VANCOUVER — Teck Resources Ltd. saw profits fall by 165 per cent last quarter as the COVID-19 pandemic dented demand for its commodities and slashed prices.
The second quarter yielded a loss of $149 million for the Vancouver-based miner, which was forced to shut down operations and halt construction at some sites.
All mines are now producing, and the company has issued an updated guidance after suspending it in April.
The forecast states that coal, copper, zinc and crude oil production in the second half of 2020 will reach volumes at or close to pre-pandemic predictions as industry ramps back up following lockdown closures.
“The COVID-19 pandemic obviously had a significant negative impact on business in the quarter. While all of our operations are currently producing with comprehensive virus-prevention measures in place, the economic impacts of the pandemic have reduced demand and prices for our products,” CEO Don Lindsay said on a conference call.
Year-over-year prices for steelmaking coal, zinc and bitumen dropped 37 per cent, 29 per cent and 73 per cent, respectively, in the quarter ended June 30, Teck said. Copper output took a 12 per cent hit.
Construction of the US$5.2-billion Quebrada Blanca Phase 2 copper mine expansion in Chile dragged to a near standstill in the spring.
Teck cut the workforce to 400, but the site now boasts 3,400 employees with the goal of reaching “full strength by October,” or 8,000 workers, Lindsay said.

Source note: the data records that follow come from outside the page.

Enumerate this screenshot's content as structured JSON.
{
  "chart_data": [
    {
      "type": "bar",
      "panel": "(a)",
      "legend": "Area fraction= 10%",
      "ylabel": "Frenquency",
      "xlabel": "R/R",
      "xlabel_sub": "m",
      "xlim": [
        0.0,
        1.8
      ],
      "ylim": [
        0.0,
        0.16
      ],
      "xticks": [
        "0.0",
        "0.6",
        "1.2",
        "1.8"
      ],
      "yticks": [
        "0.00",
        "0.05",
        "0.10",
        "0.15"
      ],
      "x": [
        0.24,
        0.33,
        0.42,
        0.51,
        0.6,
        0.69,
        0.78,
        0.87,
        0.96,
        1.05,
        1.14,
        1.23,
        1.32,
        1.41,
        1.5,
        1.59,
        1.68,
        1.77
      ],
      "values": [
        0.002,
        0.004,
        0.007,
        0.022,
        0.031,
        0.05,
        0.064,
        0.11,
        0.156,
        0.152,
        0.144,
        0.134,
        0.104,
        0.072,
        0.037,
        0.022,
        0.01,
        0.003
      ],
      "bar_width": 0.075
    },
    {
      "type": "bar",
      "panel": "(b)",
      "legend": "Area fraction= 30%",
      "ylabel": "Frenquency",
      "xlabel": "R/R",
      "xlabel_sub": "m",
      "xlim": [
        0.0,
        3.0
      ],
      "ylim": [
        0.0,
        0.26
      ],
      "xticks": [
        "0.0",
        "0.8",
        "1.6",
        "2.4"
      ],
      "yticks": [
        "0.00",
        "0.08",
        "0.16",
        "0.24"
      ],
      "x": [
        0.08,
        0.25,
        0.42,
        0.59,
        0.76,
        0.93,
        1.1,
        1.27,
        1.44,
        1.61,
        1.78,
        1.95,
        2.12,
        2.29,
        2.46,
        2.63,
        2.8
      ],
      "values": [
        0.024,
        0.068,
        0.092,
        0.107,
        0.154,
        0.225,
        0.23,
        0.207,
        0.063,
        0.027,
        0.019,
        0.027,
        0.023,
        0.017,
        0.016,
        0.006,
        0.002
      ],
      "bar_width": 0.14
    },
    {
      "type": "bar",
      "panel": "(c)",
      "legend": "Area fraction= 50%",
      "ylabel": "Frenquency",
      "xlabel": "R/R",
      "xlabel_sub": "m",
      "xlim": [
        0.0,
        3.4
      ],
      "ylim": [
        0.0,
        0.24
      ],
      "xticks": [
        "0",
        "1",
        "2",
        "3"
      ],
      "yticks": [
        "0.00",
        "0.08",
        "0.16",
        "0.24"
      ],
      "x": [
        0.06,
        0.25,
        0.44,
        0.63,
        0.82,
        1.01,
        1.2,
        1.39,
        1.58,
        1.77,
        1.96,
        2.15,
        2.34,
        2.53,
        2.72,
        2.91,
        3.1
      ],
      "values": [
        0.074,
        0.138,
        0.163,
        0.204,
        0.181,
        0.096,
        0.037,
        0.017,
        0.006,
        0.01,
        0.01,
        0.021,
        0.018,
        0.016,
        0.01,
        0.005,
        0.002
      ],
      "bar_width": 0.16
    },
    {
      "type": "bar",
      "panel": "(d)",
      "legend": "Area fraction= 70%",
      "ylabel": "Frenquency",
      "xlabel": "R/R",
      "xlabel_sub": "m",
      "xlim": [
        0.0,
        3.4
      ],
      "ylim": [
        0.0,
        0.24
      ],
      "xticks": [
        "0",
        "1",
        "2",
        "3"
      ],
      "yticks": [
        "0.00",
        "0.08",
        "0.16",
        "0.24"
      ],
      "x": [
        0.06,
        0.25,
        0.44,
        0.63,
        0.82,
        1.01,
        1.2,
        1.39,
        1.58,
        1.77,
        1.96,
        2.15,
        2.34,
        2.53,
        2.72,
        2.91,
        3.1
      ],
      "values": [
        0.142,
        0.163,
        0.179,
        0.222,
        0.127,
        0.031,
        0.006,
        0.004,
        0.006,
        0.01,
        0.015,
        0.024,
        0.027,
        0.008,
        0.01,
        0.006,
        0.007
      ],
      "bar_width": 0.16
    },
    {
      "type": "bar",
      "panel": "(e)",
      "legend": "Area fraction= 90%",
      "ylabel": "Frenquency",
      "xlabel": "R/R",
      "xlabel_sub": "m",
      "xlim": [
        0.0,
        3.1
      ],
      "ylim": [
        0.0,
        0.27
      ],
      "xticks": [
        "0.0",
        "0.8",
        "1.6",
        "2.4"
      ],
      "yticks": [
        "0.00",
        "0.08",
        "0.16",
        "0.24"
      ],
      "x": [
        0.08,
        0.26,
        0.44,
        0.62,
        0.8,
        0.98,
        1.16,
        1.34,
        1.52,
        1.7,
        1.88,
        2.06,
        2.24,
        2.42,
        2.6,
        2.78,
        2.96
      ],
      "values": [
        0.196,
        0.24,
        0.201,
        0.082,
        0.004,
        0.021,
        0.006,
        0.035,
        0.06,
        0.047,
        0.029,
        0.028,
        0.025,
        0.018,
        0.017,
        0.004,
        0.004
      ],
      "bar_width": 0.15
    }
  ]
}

The project — key to the company’s shift toward copper, which is used increasingly in electric vehicles, clean power plants and transmission lines — will see a half-year delay due to the COVID-19 interruption, with first production now slated for the end of 2022, he said.
Teck has also suspended its upgrade of the Neptune bulk terminal in North Vancouver for five months starting in May, with construction expected to resume this fall and wind down in early 2021.

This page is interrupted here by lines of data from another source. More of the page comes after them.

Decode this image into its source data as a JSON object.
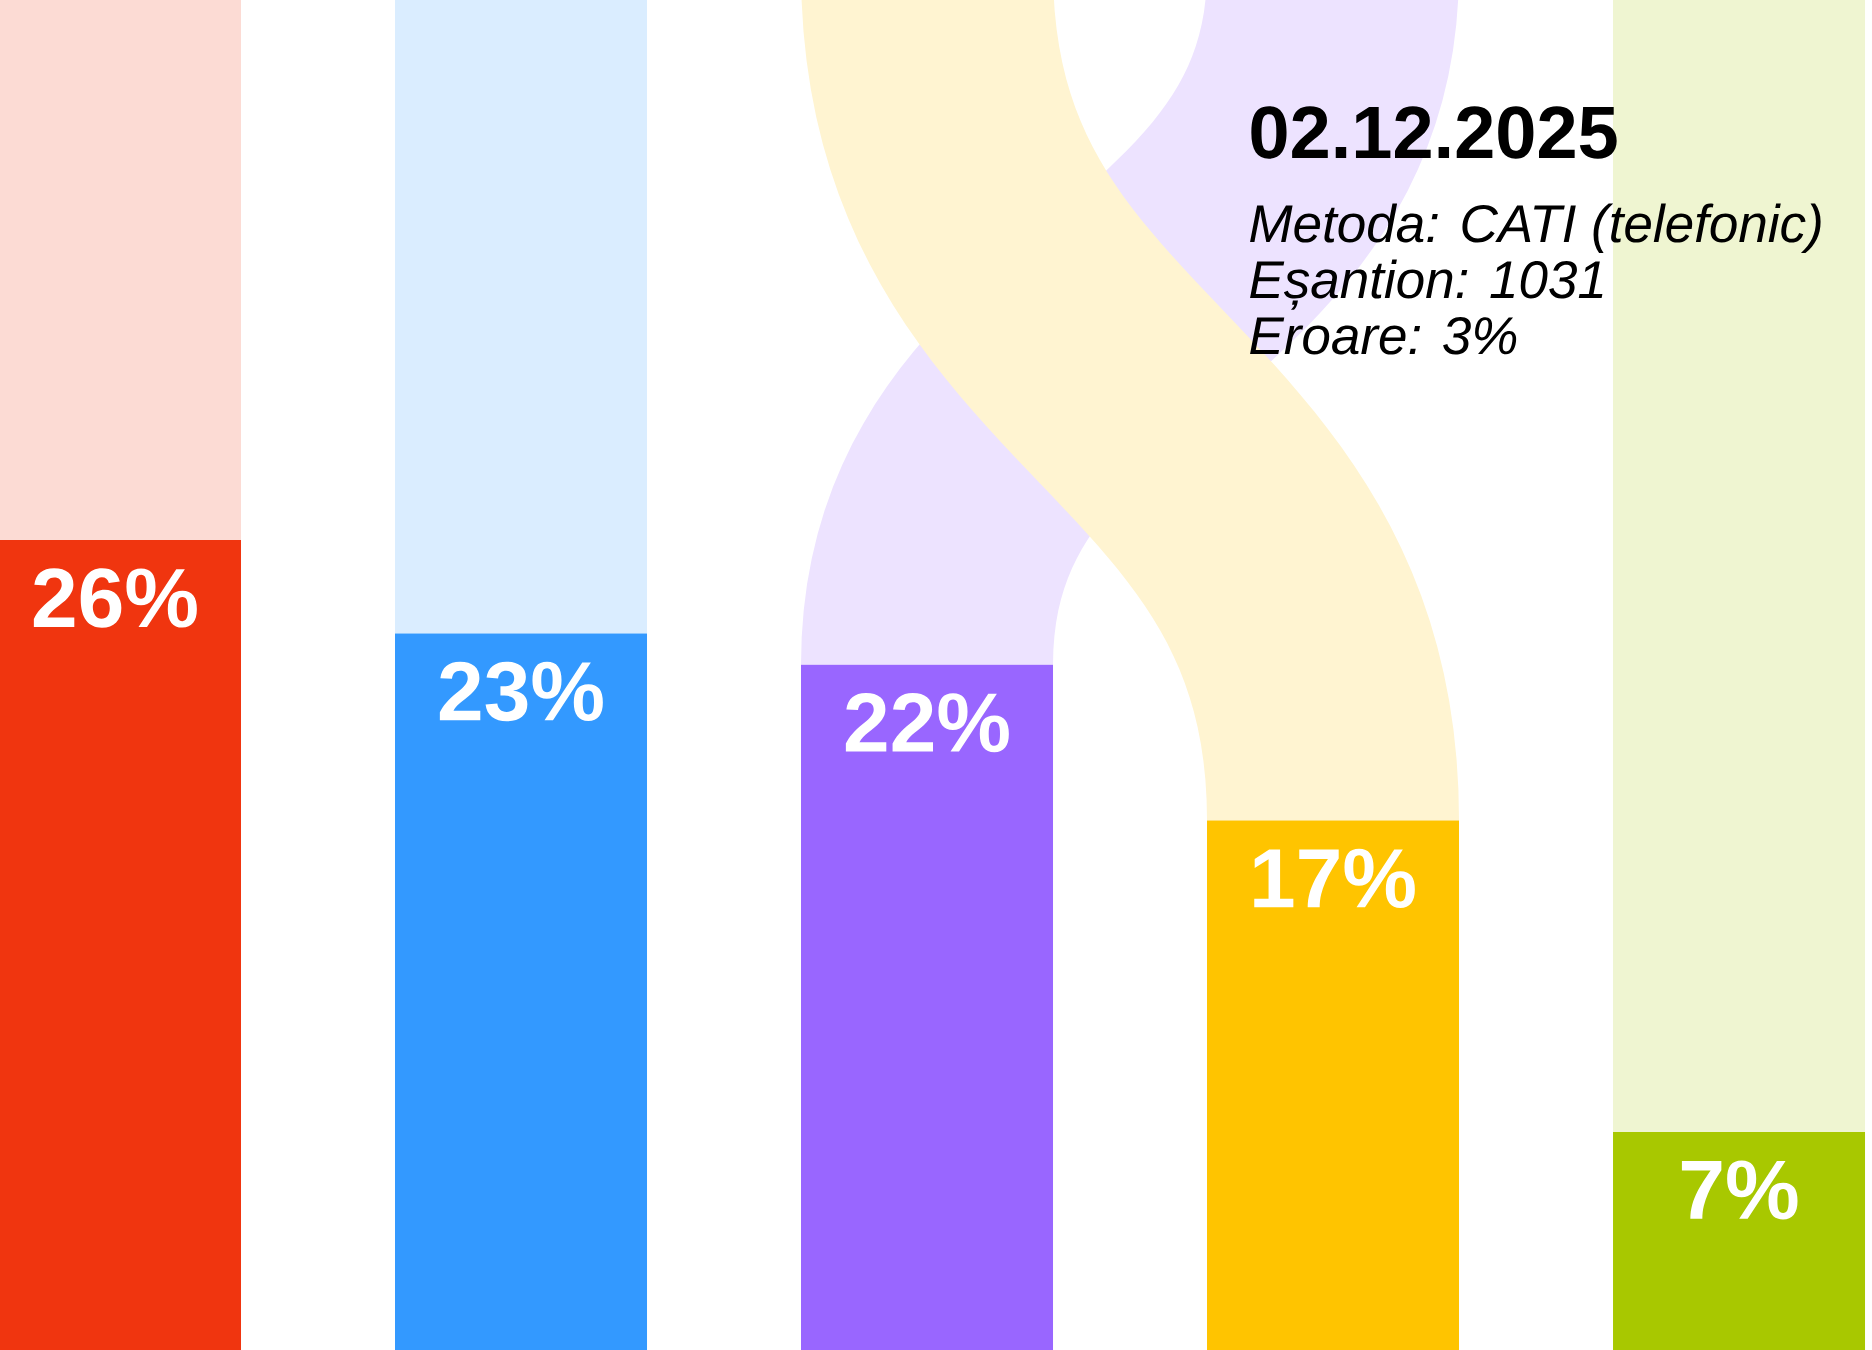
{
  "chart_data": {
    "type": "bar",
    "title": "02.12.2025",
    "annotations": [
      "Metoda: CATI (telefonic)",
      "Eșantion: 1031",
      "Eroare: 3%"
    ],
    "categories": [
      null,
      null,
      null,
      null,
      null
    ],
    "values": [
      26,
      23,
      22,
      17,
      7
    ],
    "value_labels": [
      "26%",
      "23%",
      "22%",
      "17%",
      "7%"
    ],
    "colors": [
      "#f0350f",
      "#3399ff",
      "#9966ff",
      "#ffc400",
      "#a8c800"
    ]
  }
}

The company incurred $260 million costs tied to the pandemic, more than half of which related to suspending construction at the Quebrada Blanca facility, said chief financial officer Ron Millos. Some $18 million more stemmed from a temporary shutdown at the Antamina copper and zinc mine in Peru as well as coronavirus fund donations.
Teck said it cut about $250 million in operating costs and $430 million in capital costs to date from expected spending contemplated at the end of last June.
On July 23, the company reported revenues of $1.72 billion, down 45 per cent from $3.1 billion in the second quarter of 2019.
Its quarterly loss amounted to 28 cents per share, compared with a 41 cents per share or $231-million profit a year earlier.
Excluding one-time items, Teck’s adjusted profit fell to $89 million or 17 cents per share, down from $498 million or 88 cents per share in the prior year quarter.
The company was expected to report a three cents per share loss and 10 cents per share adjusted loss on $1.7 billion of revenues, according to financial markets data firm Refinitiv.
Teck’s shares gained 91 cents or 6.3 per cent at $15.41 in afternoon trading on the Toronto Stock Exchange.